Alors, ce n’est une surprise pour personne ayant joué à Slay the Spire (faute d’autre comparatif en mémoire), mais le jeu vous laisse comme on laisse un chien sur le bord de l’autoroute en été : sans repère. Si on vous fait bien comprendre par le biais de quelques petits textes qu’il vous faut sélectionner vos cartes pour maximiser votre attaque et votre défense en fonction des circonstances, même en revendiquant que de nombreux softs nous prennent aujourd’hui un peu trop par la main, on n’aurait pas été contre un petit tutoriel. Naturellement, votre premier run devrait se terminer assez rapidement avec un goût amer en bouche.
Ceci dit, ce serait malheureux de quitter le jeu aussi rapidement, d’autant que cette tentative devrait avoir commencé à dévoiler une partie de ses secrets. En terminant les combats et en accumulant petit à petit les gains, le jeu nous dévoile les ficelles et les possibilités de son gameplay ainsi que les différents challenges, une richesse insoupçonnée au premier abord et qui se voit multipliée rapidement à mesure que l’on débloque les autres personnages (pour la première partie, vous n’avez accès qu’à un personnage).
Une main de maître !
Une fois votre mode de jeu sélectionné, vous allez devoir affronter quinze à vingt ennemis d’affilée avec un boss tous les cinq affrontements. À chaque palier, un choix parmi trois options s’offre à vous, vous permettant de choisir entre des missions simples ou plus complexes, chacune accompagnée d’un lot dont la qualité dépend du niveau de difficulté sélectionné. Ces missions, une fois remplies, vous apporteront d’autres bonus non négligeables tels que des soins, des cartes supplémentaires, des consommables et de l’argent, bref, de quoi offrir à votre personnage de meilleures chances de survie.
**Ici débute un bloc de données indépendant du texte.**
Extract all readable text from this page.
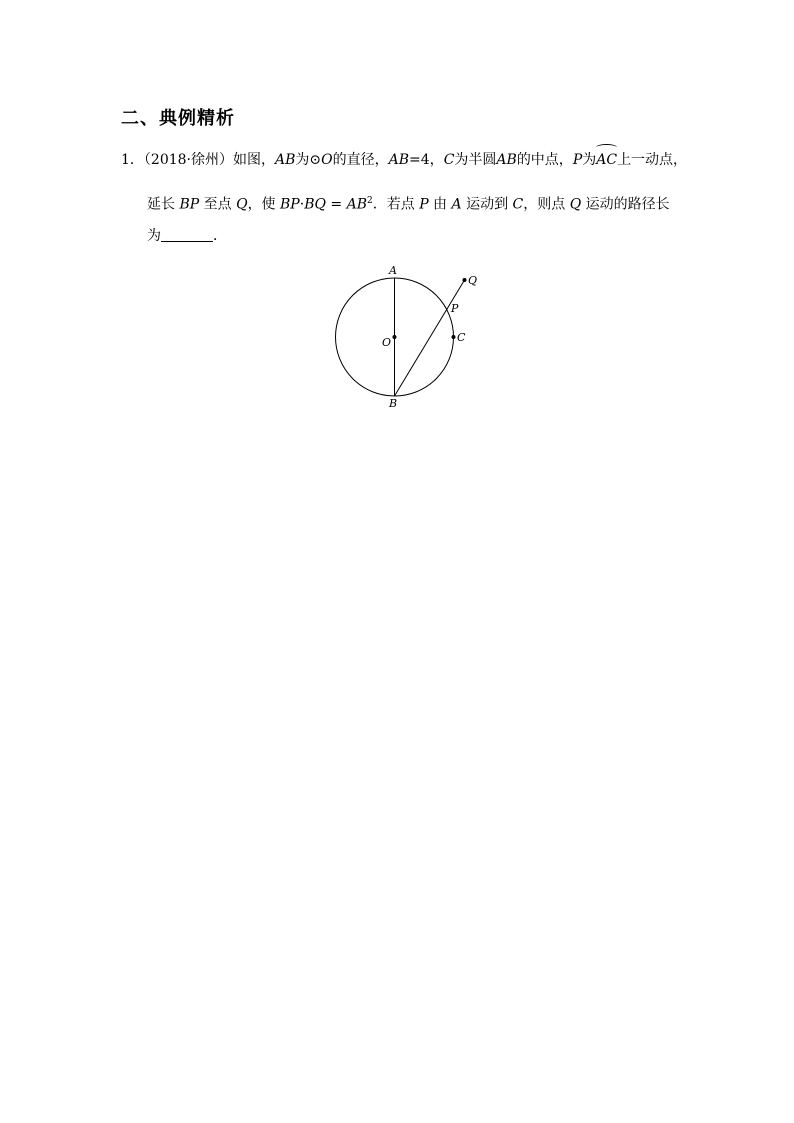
二、典例精析
1．（2018·徐州）如图，AB为⊙O的直径，AB=4，C为半圆AB的中点，P为
AC上一动点，
延长 BP 至点 Q，使 $BP\cdot BQ = AB^2$．若点 P 由 A 运动到 C，则点 Q 运动的路径长
为	．
A
B
O	C
P
Q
En parlant de personnages, tous trois disposent de trois jeux différents, chacun représentant les talents d’un archétype de RPG (Naya est la voleuse/assassine, Claire est paladin/chevalier noir et Helena est invocatrice/mage). Si les decks sont très pauvres en début de partie, à mesure que des cartes rejoignent votre jeu, vos possibilités s’accroissent et vous permettent de nouvelles approches stratégiques.
Naturellement, comme pour tout jeu de cartes, les decks se divisent en cinq catégories de cartes triées par couleur, une pour les cartes d’attaque, défensives, les instantanées et les constantes. La cinquième catégorie concerne les entraves qui sont généralement générées par vos ennemis. Enfin, chacune de ces cartes a un prix à payer en mana donc à vous de prendre en compte tout les paramètres avant d’ajouter une carte à votre jeu.
Une fois les mécaniques de base appréhendées et après avoir compris que vous pouvez vous adapter à vos adversaires puisque leurs prochaines actions sont constamment affichées à l’écran (permettant par ailleurs l’ajout astucieux d’un système de parade et d’attaque qui consiste à jauger attaque et défense au point près pour des bonus), il faut se rendre compte de l’évidence : Neoverse Trinity Edition est extrêmement addictif.
La boucle de gameplay est extrêmement satisfaisante et on prend un réel plaisir à enchaîner les affrontements et les parties les unes après les autres d’autant que, même en sélectionnant le même personnage plusieurs fois, entre la variété des ennemis et l’aléatoire des cartes et récompenses, chacune partie semble fraîche. Vraiment sympa !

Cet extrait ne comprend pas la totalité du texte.